Students are seldom able to get a room. Student housing providers, which were set up specifically to help them get affordable housing, can no longer cope with the demand. In the student cities in the Randstad conurbation some students are waiting longer for accommodation than the duration of their study programme.
Waiting times
HOP has asked providers of social housing for students how long their waiting times are. So the figures quoted here come from them. What is the time lapse between registering and signing a rental agreement?
The waiting time is increasing fastest in the student cities in the Randstad conurbation. In Utrecht it has increased by six months in the past year. In the Amsterdam region (which includes Amstelveen, Haarlem and Hoofddorp) the waiting time has risen by two or three months a year since 2019. The waiting time in Delft and Leiden has increased by three and two months respectively.

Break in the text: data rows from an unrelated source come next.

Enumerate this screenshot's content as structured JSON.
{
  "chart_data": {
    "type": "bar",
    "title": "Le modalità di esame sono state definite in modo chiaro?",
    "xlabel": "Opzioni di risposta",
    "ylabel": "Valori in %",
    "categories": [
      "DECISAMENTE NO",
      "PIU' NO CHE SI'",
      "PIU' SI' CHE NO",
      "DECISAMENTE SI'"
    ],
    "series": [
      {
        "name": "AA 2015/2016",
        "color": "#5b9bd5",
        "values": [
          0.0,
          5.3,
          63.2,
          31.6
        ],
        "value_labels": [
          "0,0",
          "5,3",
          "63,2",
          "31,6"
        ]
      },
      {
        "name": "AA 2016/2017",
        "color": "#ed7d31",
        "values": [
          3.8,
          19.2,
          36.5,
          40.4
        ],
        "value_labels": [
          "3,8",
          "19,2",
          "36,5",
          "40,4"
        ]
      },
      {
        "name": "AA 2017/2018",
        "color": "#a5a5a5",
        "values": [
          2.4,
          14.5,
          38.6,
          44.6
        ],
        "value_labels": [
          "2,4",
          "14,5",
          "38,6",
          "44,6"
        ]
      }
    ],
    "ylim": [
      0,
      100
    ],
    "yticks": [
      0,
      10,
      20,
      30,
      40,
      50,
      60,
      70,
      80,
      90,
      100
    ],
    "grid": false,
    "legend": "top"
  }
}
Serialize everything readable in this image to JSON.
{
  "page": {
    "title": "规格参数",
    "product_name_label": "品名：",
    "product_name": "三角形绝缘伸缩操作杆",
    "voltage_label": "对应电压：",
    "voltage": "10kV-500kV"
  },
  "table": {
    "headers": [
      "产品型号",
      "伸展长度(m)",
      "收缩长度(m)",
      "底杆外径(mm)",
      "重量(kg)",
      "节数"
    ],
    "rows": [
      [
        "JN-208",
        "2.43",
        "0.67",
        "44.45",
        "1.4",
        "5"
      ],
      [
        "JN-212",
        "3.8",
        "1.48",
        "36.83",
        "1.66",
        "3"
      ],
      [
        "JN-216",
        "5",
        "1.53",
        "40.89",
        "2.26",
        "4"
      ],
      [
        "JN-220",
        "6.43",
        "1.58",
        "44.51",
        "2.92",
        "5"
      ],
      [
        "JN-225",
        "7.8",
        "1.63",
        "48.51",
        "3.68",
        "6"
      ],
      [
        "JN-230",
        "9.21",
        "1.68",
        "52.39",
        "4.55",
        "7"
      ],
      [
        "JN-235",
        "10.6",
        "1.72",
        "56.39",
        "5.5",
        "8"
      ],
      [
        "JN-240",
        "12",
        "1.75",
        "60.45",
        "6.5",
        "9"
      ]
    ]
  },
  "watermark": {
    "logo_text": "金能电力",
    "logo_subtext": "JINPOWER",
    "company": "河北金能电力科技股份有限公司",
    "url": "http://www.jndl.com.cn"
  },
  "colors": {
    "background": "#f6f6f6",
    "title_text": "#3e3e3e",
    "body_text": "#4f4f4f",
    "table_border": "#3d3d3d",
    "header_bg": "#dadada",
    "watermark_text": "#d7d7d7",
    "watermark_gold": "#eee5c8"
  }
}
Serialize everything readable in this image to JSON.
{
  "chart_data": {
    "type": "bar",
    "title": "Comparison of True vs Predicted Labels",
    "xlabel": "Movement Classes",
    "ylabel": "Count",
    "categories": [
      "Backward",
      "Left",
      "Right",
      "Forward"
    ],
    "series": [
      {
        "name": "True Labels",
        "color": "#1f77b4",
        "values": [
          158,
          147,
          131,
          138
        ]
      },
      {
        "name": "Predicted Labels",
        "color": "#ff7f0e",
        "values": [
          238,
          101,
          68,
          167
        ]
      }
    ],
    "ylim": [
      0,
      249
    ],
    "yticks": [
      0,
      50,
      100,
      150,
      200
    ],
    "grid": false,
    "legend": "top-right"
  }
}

In Amstelveen students are registered for an average of 5.5 years. That is longer than most study programmes. The national average is more than three years and only in Hoofddorp and Wageningen is it less than two years.
The waiting times include students who move house, from a room offered by a student housing provider to their own apartment for instance. The student housing providers cannot say what proportion that is. But SSH also has complexes in the popular location of Utrecht where the only students who move in are those who come to live for the first time in accommodation provided by the cooperative. The waiting time for that has grown from two to three years since 2021.

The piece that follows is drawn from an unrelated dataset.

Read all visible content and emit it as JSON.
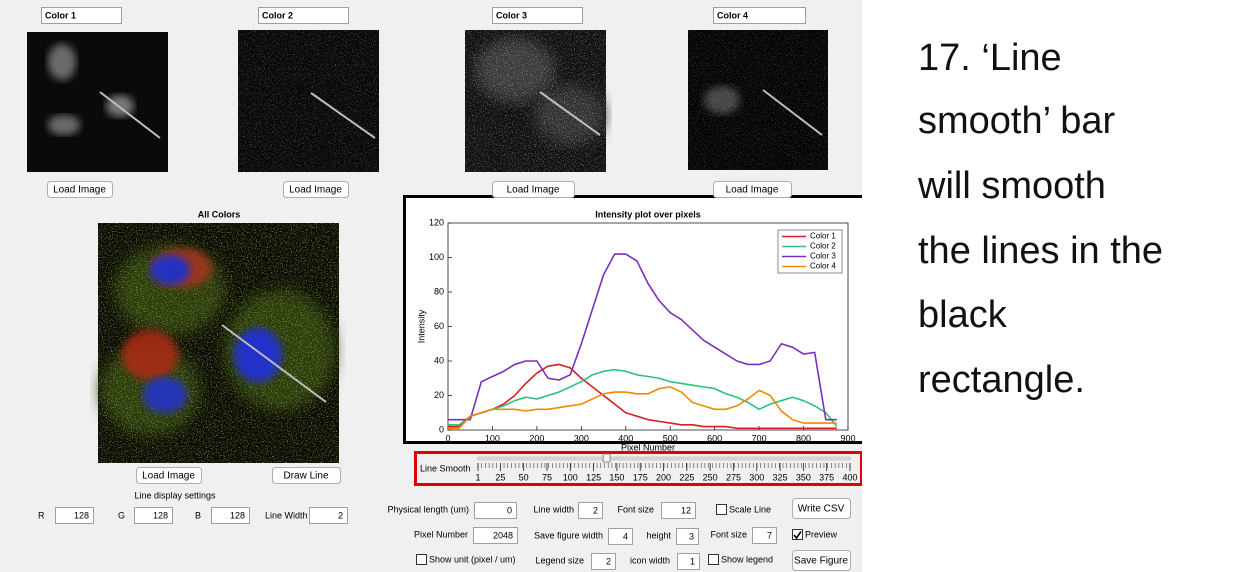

Students who have to wait for excessive periods are forced to rely on the expensive private sector. Overall, students find housing after an average of five months, according to the annual National Student Housing Monitor.
National platform
Jolan de Bie, director of Kences, the umbrella organisation for student housing providers in the Netherlands, is worried. “The current shortage is really too great and we all have to do something about it.” The government’s National Student Housing Action Plan therefore aims for the construction of 60,000 extra housing units in the next eight years.
De Bie expects that a new joint rental platform of student housing providers will ease the pressure as from 2024. “Currently, prospective students can register for our housing from the age of 16, but only in one city. On our new national platform they don’t have to make that choice: they are on the waiting list in all cities.”
De Bie says that such a platform also offers geographical flexibility. “Students are increasingly mobile and can live in a municipality other than the one in which they are studying. If the housing providers work together more, that will hopefully reduce the pressure on availability in the cities with the longest waiting times, which will then get shorter.”